Una amiga tiene en Palermo un departamento de dos ambientes y terracita con hamaca paraguaya y estrellas. A veces se va y me lo presta. Yo, parasitario, me instalo y soy feliz por unos días. El único problema que tengo en esa zona es la comida. En uno de los lugares con mayor concentración de restaurantes por cuadra, no se puede comer. Todos son bares de diseño, con mozas minimalistas que están pensando en su último parcial. Todo Palermo quiere ser un restaurante del MOMA.
Paren. No metan el yo en la gastronomía. No metan la pretensión socio-artística en algo que tiene que ser honesto y directo. Den de comer. Tuve que deambular buscando no sabía bien qué, perdido. Había un lugar que en vez de menú tenía unas boletas como las de votar con el nombre de los platos. No me causó gracia. No es mala onda. Es diseño-fobia. Mi estómago no es conceptual.
El único boliche que conocía por la zona es el Club Eros, un restaurante de barrio auténtico, pero estaba repleto, había cola, porque los argentinos –o los extranjeros que llevan en el país más de dos semanas– no son tontos. Se dan cuenta dónde hay comida. Los barcitos y restós con decorado de Sex & the City están vacíos. A veces, adentro hay dos amigos del dueño que van a hacerle la banca. Caminé mucho entre gente semidescalza que hablaba de primeros planos y cosas así. Cineastas con rastas, cinerrastas.

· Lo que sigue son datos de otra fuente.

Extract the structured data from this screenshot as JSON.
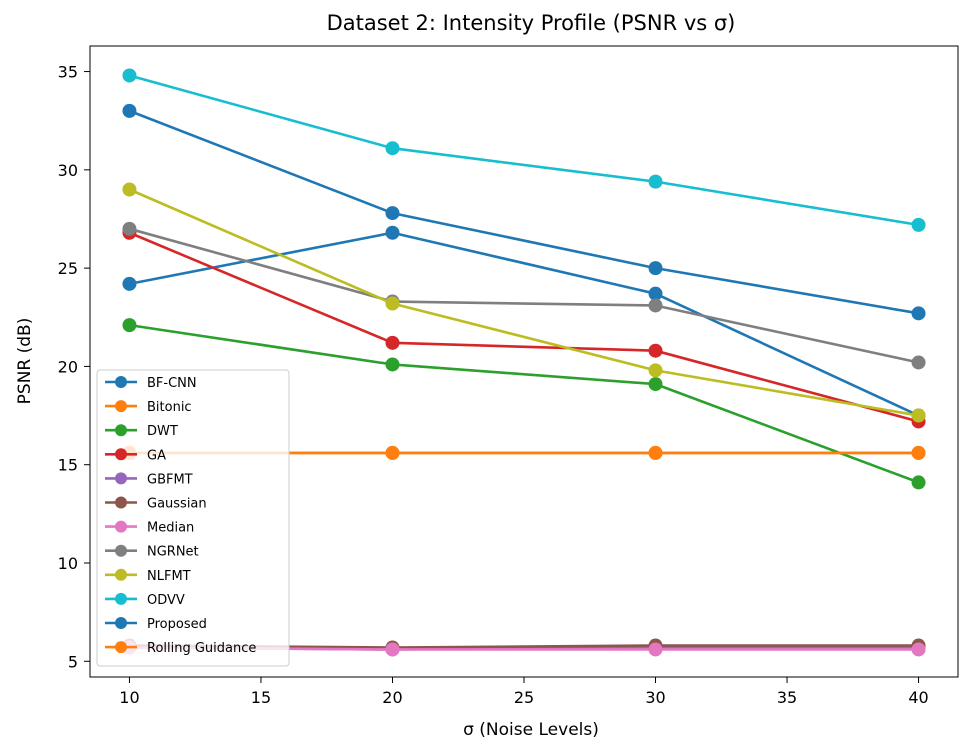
{
  "chart_data": {
    "type": "line",
    "title": "Dataset 2: Intensity Profile (PSNR vs σ)",
    "xlabel": "σ (Noise Levels)",
    "ylabel": "PSNR (dB)",
    "x": [
      10,
      20,
      30,
      40
    ],
    "xlim": [
      8.5,
      41.5
    ],
    "ylim": [
      4.2,
      36.3
    ],
    "xticks": [
      10,
      15,
      20,
      25,
      30,
      35,
      40
    ],
    "yticks": [
      5,
      10,
      15,
      20,
      25,
      30,
      35
    ],
    "grid": false,
    "legend_position": "lower-left",
    "series": [
      {
        "name": "BF-CNN",
        "color": "#1f77b4",
        "values": [
          24.2,
          26.8,
          23.7,
          17.5
        ]
      },
      {
        "name": "Bitonic",
        "color": "#ff7f0e",
        "values": [
          15.6,
          15.6,
          15.6,
          15.6
        ]
      },
      {
        "name": "DWT",
        "color": "#2ca02c",
        "values": [
          22.1,
          20.1,
          19.1,
          14.1
        ]
      },
      {
        "name": "GA",
        "color": "#d62728",
        "values": [
          26.8,
          21.2,
          20.8,
          17.2
        ]
      },
      {
        "name": "GBFMT",
        "color": "#9467bd",
        "values": [
          5.7,
          5.6,
          5.7,
          5.7
        ]
      },
      {
        "name": "Gaussian",
        "color": "#8c564b",
        "values": [
          5.8,
          5.7,
          5.8,
          5.8
        ]
      },
      {
        "name": "Median",
        "color": "#e377c2",
        "values": [
          5.7,
          5.6,
          5.6,
          5.6
        ]
      },
      {
        "name": "NGRNet",
        "color": "#7f7f7f",
        "values": [
          27.0,
          23.3,
          23.1,
          20.2
        ]
      },
      {
        "name": "NLFMT",
        "color": "#bcbd22",
        "values": [
          29.0,
          23.2,
          19.8,
          17.5
        ]
      },
      {
        "name": "ODVV",
        "color": "#17becf",
        "values": [
          34.8,
          31.1,
          29.4,
          27.2
        ]
      },
      {
        "name": "Proposed",
        "color": "#1f77b4",
        "values": [
          33.0,
          27.8,
          25.0,
          22.7
        ]
      },
      {
        "name": "Rolling Guidance",
        "color": "#ff7f0e",
        "values": [
          15.6,
          15.6,
          15.6,
          15.6
        ]
      }
    ]
  }
}
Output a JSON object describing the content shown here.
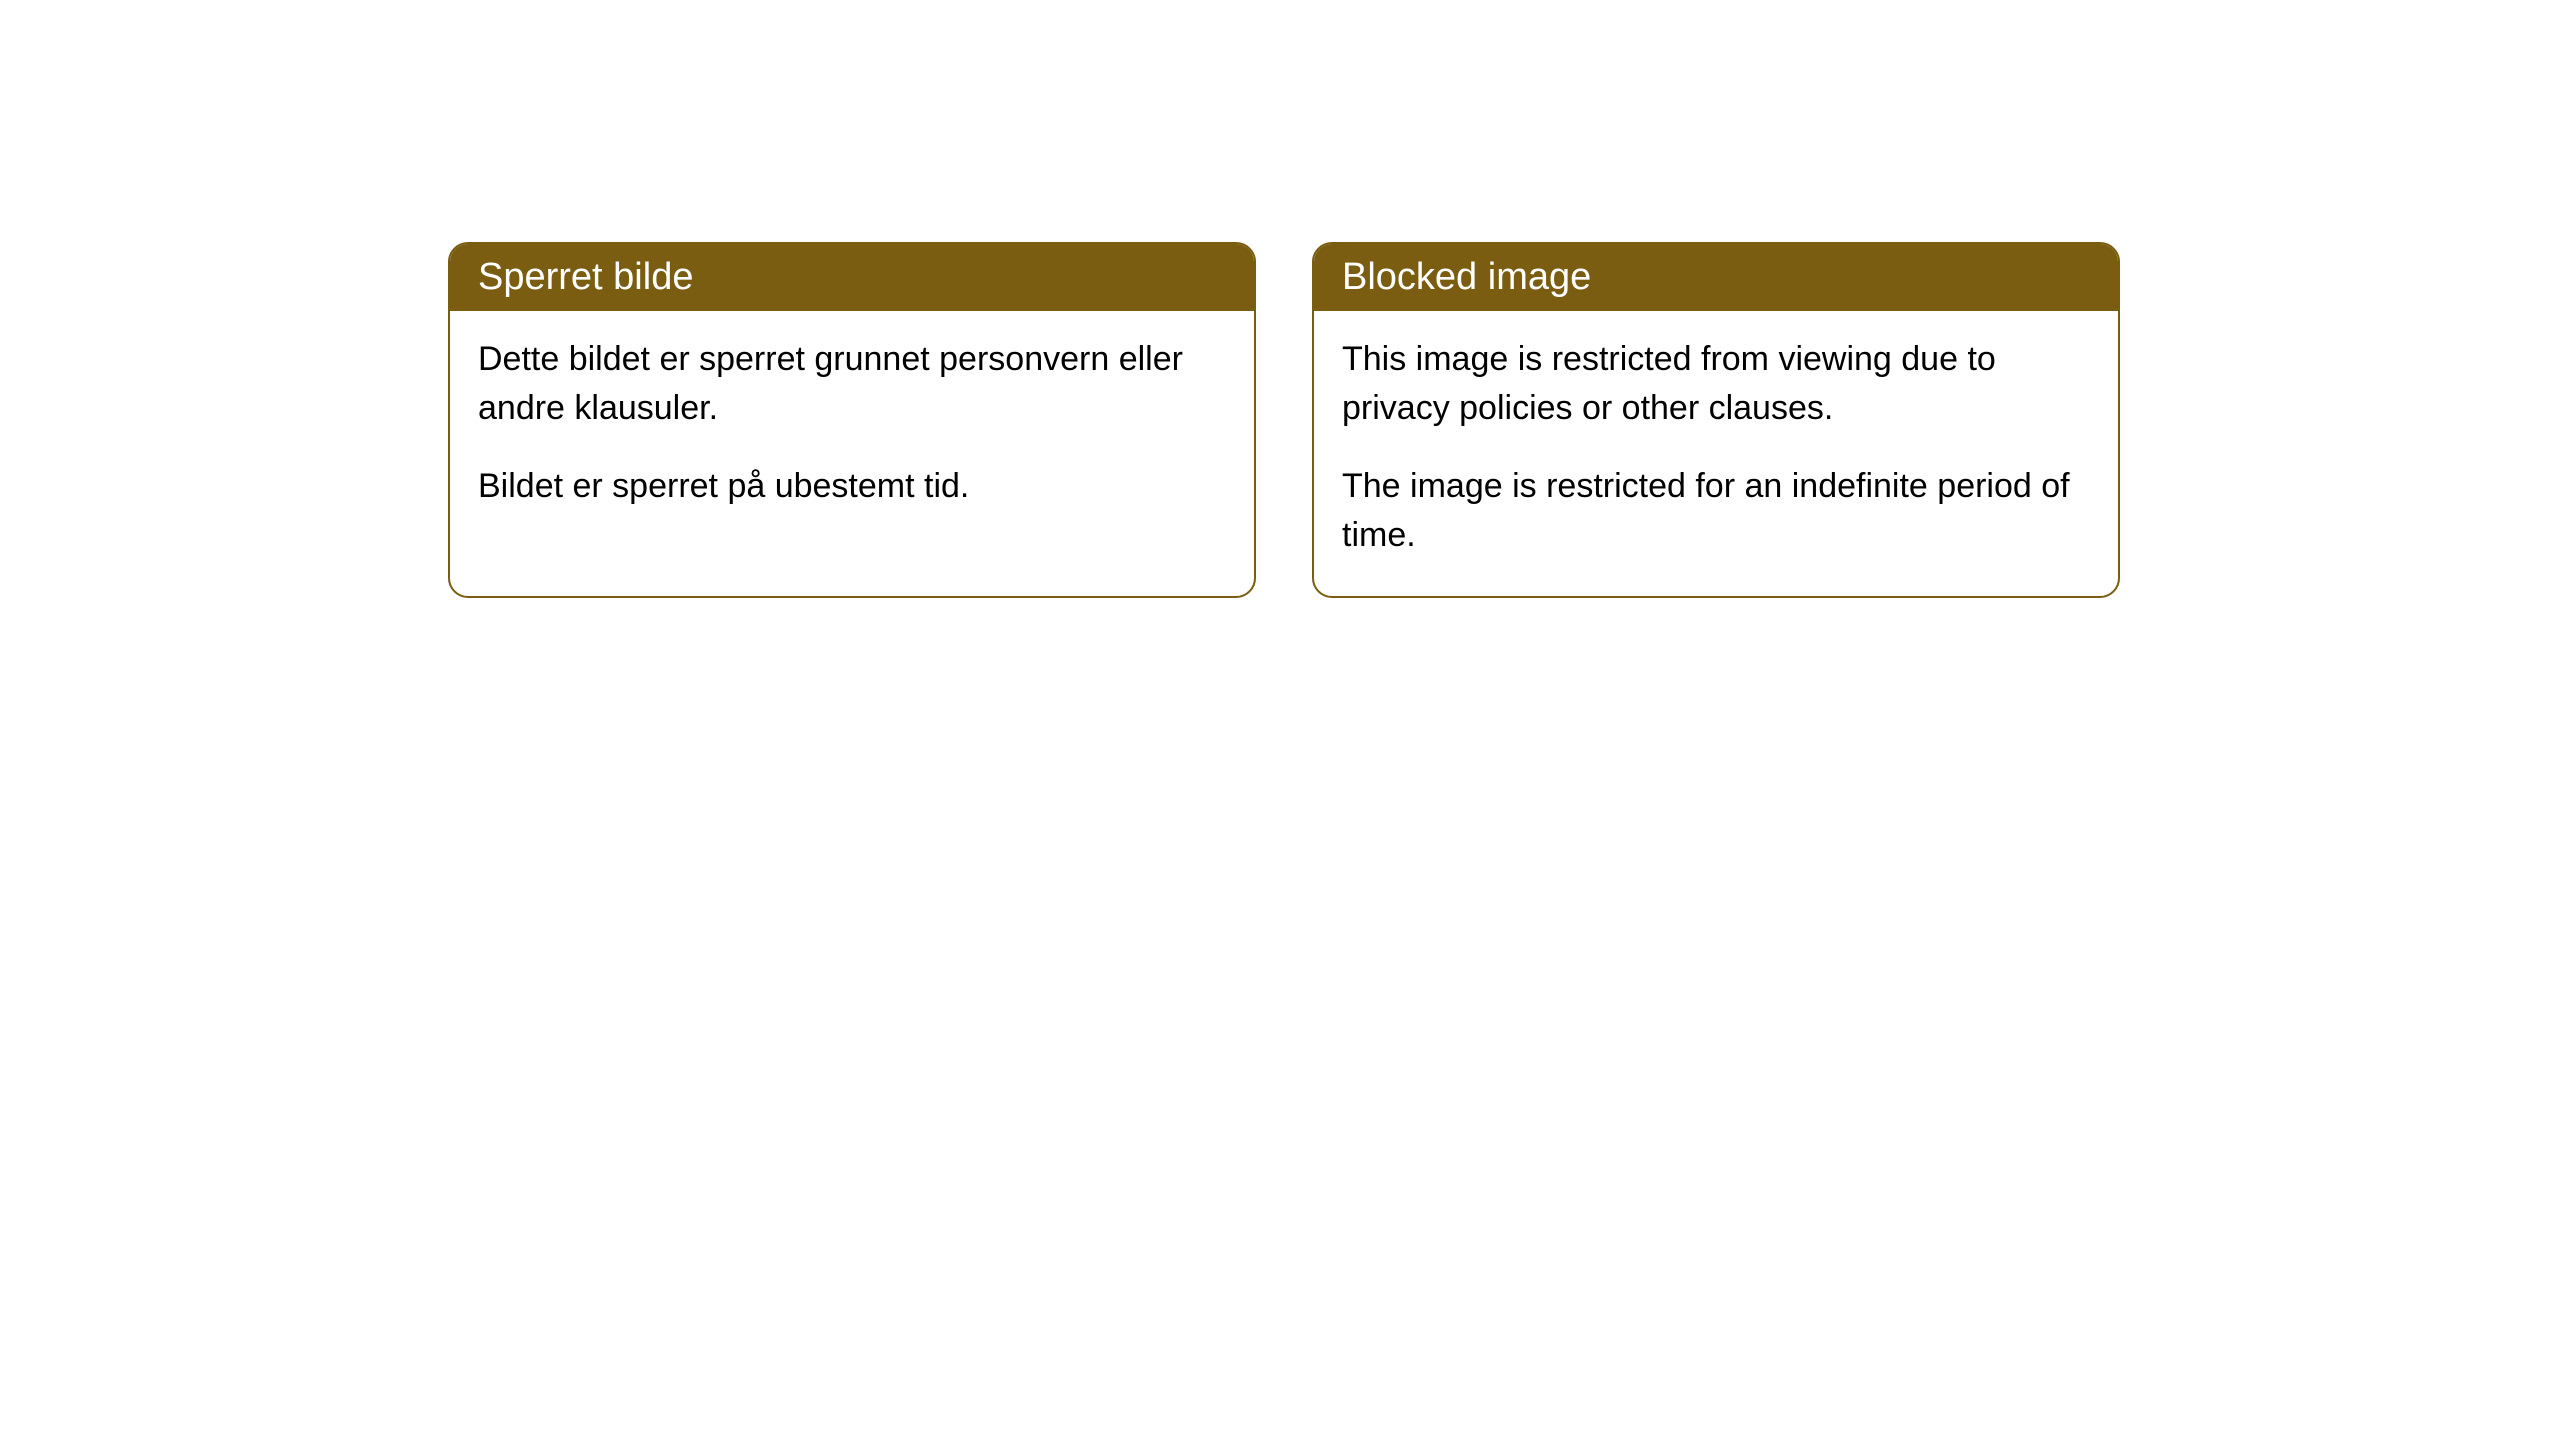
{
  "cards": [
    {
      "title": "Sperret bilde",
      "paragraph1": "Dette bildet er sperret grunnet personvern eller andre klausuler.",
      "paragraph2": "Bildet er sperret på ubestemt tid."
    },
    {
      "title": "Blocked image",
      "paragraph1": "This image is restricted from viewing due to privacy policies or other clauses.",
      "paragraph2": "The image is restricted for an indefinite period of time."
    }
  ],
  "style": {
    "header_background": "#7a5d10",
    "header_text_color": "#ffffff",
    "border_color": "#7a5d10",
    "body_background": "#ffffff",
    "body_text_color": "#000000",
    "border_radius": 20,
    "header_fontsize": 38,
    "body_fontsize": 34
  }
}
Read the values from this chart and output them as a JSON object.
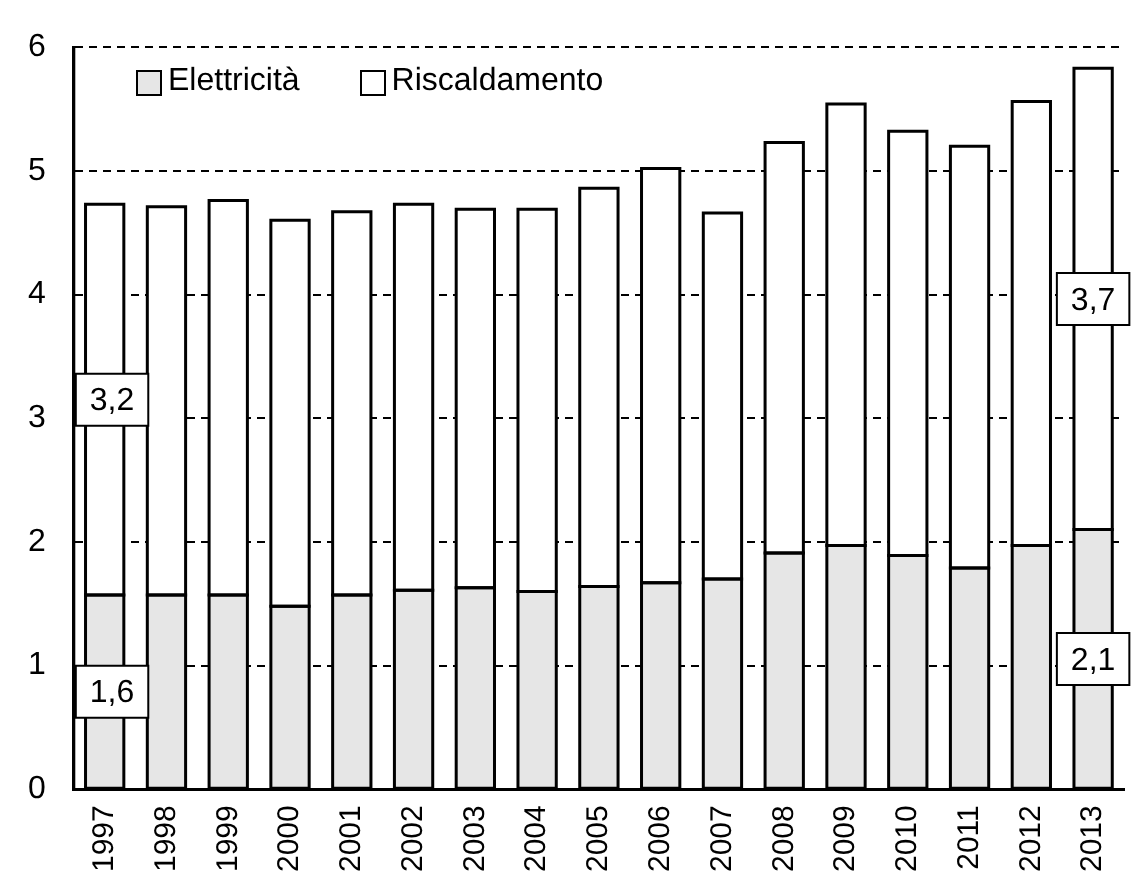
{
  "chart_data": {
    "type": "bar",
    "stacked": true,
    "categories": [
      "1997",
      "1998",
      "1999",
      "2000",
      "2001",
      "2002",
      "2003",
      "2004",
      "2005",
      "2006",
      "2007",
      "2008",
      "2009",
      "2010",
      "2011",
      "2012",
      "2013"
    ],
    "series": [
      {
        "name": "Elettricità",
        "color": "#e6e6e6",
        "values": [
          1.57,
          1.57,
          1.57,
          1.48,
          1.57,
          1.61,
          1.63,
          1.6,
          1.64,
          1.67,
          1.7,
          1.91,
          1.97,
          1.89,
          1.79,
          1.97,
          2.1
        ],
        "value_labels": [
          "1,6",
          null,
          null,
          null,
          null,
          null,
          null,
          null,
          null,
          null,
          null,
          null,
          null,
          null,
          null,
          null,
          "2,1"
        ]
      },
      {
        "name": "Riscaldamento",
        "color": "#ffffff",
        "values": [
          3.16,
          3.14,
          3.19,
          3.12,
          3.1,
          3.12,
          3.06,
          3.09,
          3.22,
          3.35,
          2.96,
          3.32,
          3.57,
          3.43,
          3.41,
          3.59,
          3.73
        ],
        "value_labels": [
          "3,2",
          null,
          null,
          null,
          null,
          null,
          null,
          null,
          null,
          null,
          null,
          null,
          null,
          null,
          null,
          null,
          "3,7"
        ]
      }
    ],
    "ylim": [
      0,
      6
    ],
    "yticks": [
      0,
      1,
      2,
      3,
      4,
      5,
      6
    ],
    "grid": "y",
    "legend": "top left"
  }
}
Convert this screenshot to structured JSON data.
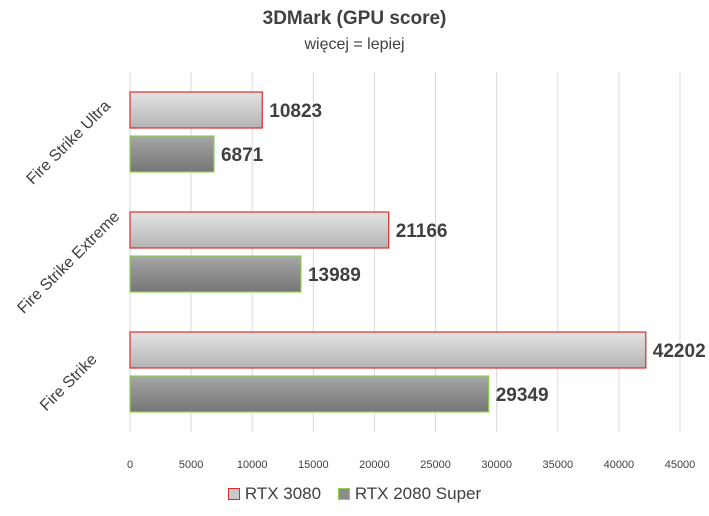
{
  "chart_data": {
    "type": "bar",
    "orientation": "horizontal",
    "title": "3DMark (GPU score)",
    "subtitle": "więcej = lepiej",
    "categories": [
      "Fire Strike Ultra",
      "Fire Strike Extreme",
      "Fire Strike"
    ],
    "series": [
      {
        "name": "RTX 3080",
        "values": [
          10823,
          21166,
          42202
        ],
        "fill": "#c9c9c9",
        "border": "#e02b2b"
      },
      {
        "name": "RTX 2080 Super",
        "values": [
          6871,
          13989,
          29349
        ],
        "fill": "#8c8c8c",
        "border": "#8fd14f"
      }
    ],
    "xlim": [
      0,
      45000
    ],
    "xticks": [
      0,
      5000,
      10000,
      15000,
      20000,
      25000,
      30000,
      35000,
      40000,
      45000
    ],
    "grid": true,
    "legend_position": "bottom",
    "data_labels": true
  }
}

Al final en Gorriti y una después de Uriarte (para el lado de Juan B. Justo) encontré una parrilla real. Me senté en las mesitas de afuera y sin mirar el menú, pedí una tira de asado, una mixta y un porrón de cerveza. Qué felicidad: la panera de plástico rojo, la aceitera y vinagrera pegajosas, la bandejita de aluminio ovalada con la carne, el vaso de vidrio grueso que parecía un vaso de vidrio, el Tramontina con mango negro de plástico, el precio justo, el mozo con buena memoria. Comida para el hombre solo. Gracias, le dije al mozo cuando me iba, pero no sé si entendió a qué me refería.